The Kenyan government is set to revive several tax proposals initially included in the Finance Bill 2024, which was shelved after significant public backlash.
Treasury Cabinet Secretary John Mbadi announced that these measures will now be part of three separate bills introduced to Parliament: the Tax Laws (Amendment) Bill, 2024, the Tax Procedures (Amendment) Bill, 2024, and the Public Finance Management (Amendment) Bill, 2024.
To address concerns from the previous Finance Bill, the Treasury has published a detailed explainer in local newspapers, aiming to clarify the new proposals to the public.
These tax measures, however, have already raised concerns over the potential strain on citizens amid high living costs.
One prominent measure includes extending taxes to digital platforms like ride-hailing, food delivery, and freelance services, in an effort to expand the tax base. The amendment seeks to bring the income of these digital service providers under taxation.
Other notable reintroduced taxes include a minimum tax of 15% on multinational corporations operating in Kenya with turnovers exceeding Ksh.100 billion.
The proposal also suggests raising the pension contribution limit to Ksh.30,000 per month and introducing withholding taxes on goods supplied to government agencies.

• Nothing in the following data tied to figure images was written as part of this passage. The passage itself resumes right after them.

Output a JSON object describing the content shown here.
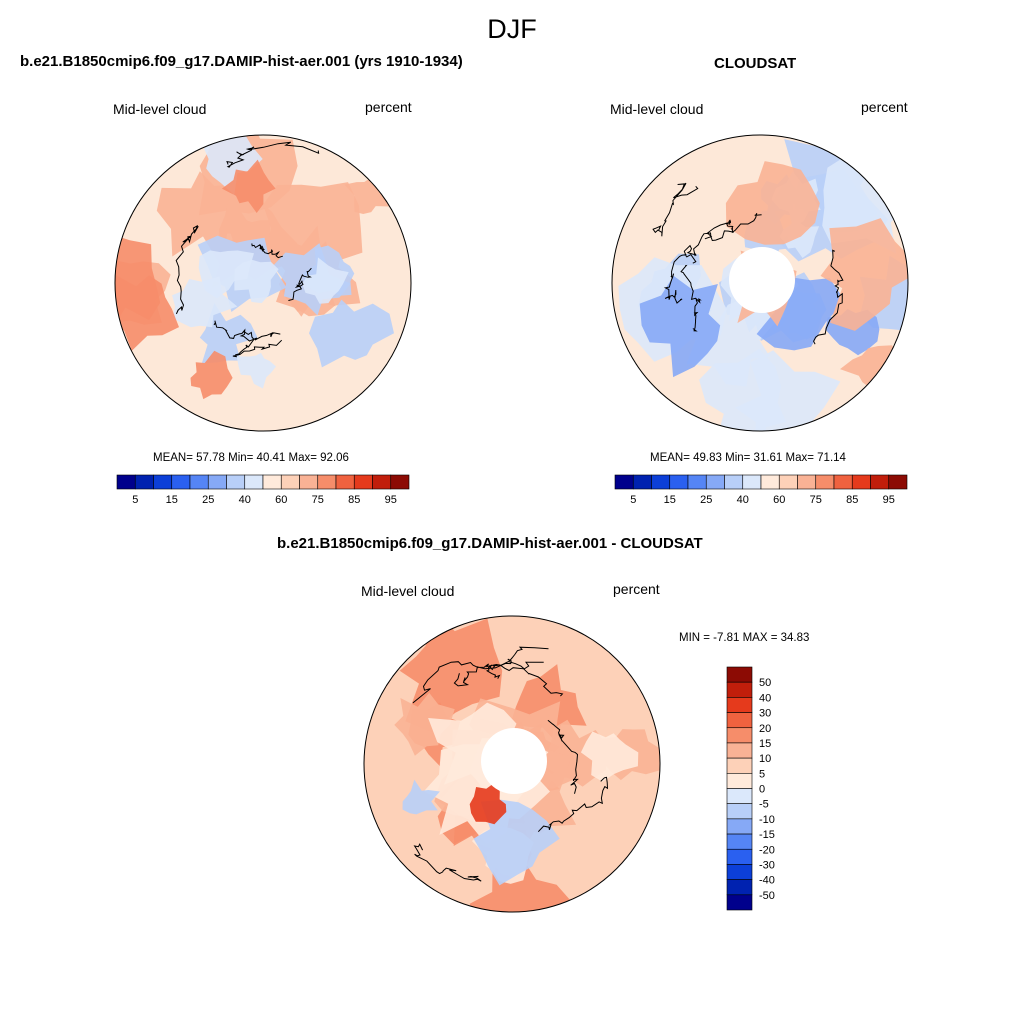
{
  "main_title": "DJF",
  "top_left": {
    "title": "b.e21.B1850cmip6.f09_g17.DAMIP-hist-aer.001 (yrs 1910-1934)",
    "left_label": "Mid-level cloud",
    "right_label": "percent",
    "stats": "MEAN=  57.78  Min=  40.41  Max=  92.06"
  },
  "top_right": {
    "title": "CLOUDSAT",
    "left_label": "Mid-level cloud",
    "right_label": "percent",
    "stats": "MEAN=  49.83  Min=  31.61  Max=  71.14"
  },
  "bottom": {
    "title": "b.e21.B1850cmip6.f09_g17.DAMIP-hist-aer.001 - CLOUDSAT",
    "left_label": "Mid-level cloud",
    "right_label": "percent",
    "stats": "MIN =  -7.81 MAX =  34.83"
  },
  "colorbar_top": {
    "colors": [
      "#00008c",
      "#0022b0",
      "#0c3fd8",
      "#2a60f0",
      "#5585f5",
      "#86a9f6",
      "#b8cff8",
      "#dbe8fb",
      "#ffeadb",
      "#fdd1b8",
      "#f9b295",
      "#f68d6a",
      "#f0623f",
      "#e53a1c",
      "#c11e0b",
      "#8c0b04"
    ],
    "tick_labels": [
      "5",
      "15",
      "25",
      "40",
      "60",
      "75",
      "85",
      "95"
    ]
  },
  "colorbar_diff": {
    "colors": [
      "#00008c",
      "#0022b0",
      "#0c3fd8",
      "#2a60f0",
      "#5585f5",
      "#86a9f6",
      "#b8cff8",
      "#dbe8fb",
      "#ffeadb",
      "#fdd1b8",
      "#f9b295",
      "#f68d6a",
      "#f0623f",
      "#e53a1c",
      "#c11e0b",
      "#8c0b04"
    ],
    "tick_labels": [
      "-50",
      "-40",
      "-30",
      "-20",
      "-15",
      "-10",
      "-5",
      "0",
      "5",
      "10",
      "15",
      "20",
      "30",
      "40",
      "50"
    ]
  },
  "maps": {
    "left": {
      "base_color": "#fde8d8",
      "patches": [
        [
          "#f9b295",
          0.55
        ],
        [
          "#b8cff8",
          0.3
        ],
        [
          "#dbe8fb",
          0.35
        ],
        [
          "#f68d6a",
          0.2
        ]
      ],
      "polar_hole": false
    },
    "right": {
      "base_color": "#fde8d8",
      "patches": [
        [
          "#b8cff8",
          0.55
        ],
        [
          "#dbe8fb",
          0.45
        ],
        [
          "#86a9f6",
          0.15
        ],
        [
          "#f9b295",
          0.2
        ]
      ],
      "polar_hole": true
    },
    "diff": {
      "base_color": "#fdd1b8",
      "patches": [
        [
          "#f68d6a",
          0.55
        ],
        [
          "#f9b295",
          0.5
        ],
        [
          "#ffeadb",
          0.35
        ],
        [
          "#b8cff8",
          0.15
        ],
        [
          "#e53a1c",
          0.08
        ]
      ],
      "polar_hole": true
    }
  }
}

Additional measures include a Significant Economic Presence Tax on non-residents earning from digital services in Kenya at 6%, replacing the previous Digital Service Tax rate of 1.5%. Infrastructure bonds, once tax-exempt, will now be subject to a 5% tax on interest for Kenyan residents.
Moreover, the Tax Procedures (Amendment) Bill, 2024, will require remote workers for Kenyan employers to hold a KRA PIN. Contributions to the Housing Levy and the Social Health Insurance Fund (SHIF) will also become tax-deductible.
These measures are intended to generate revenue and close a projected Ksh.346 billion fiscal deficit but may intensify public discontent.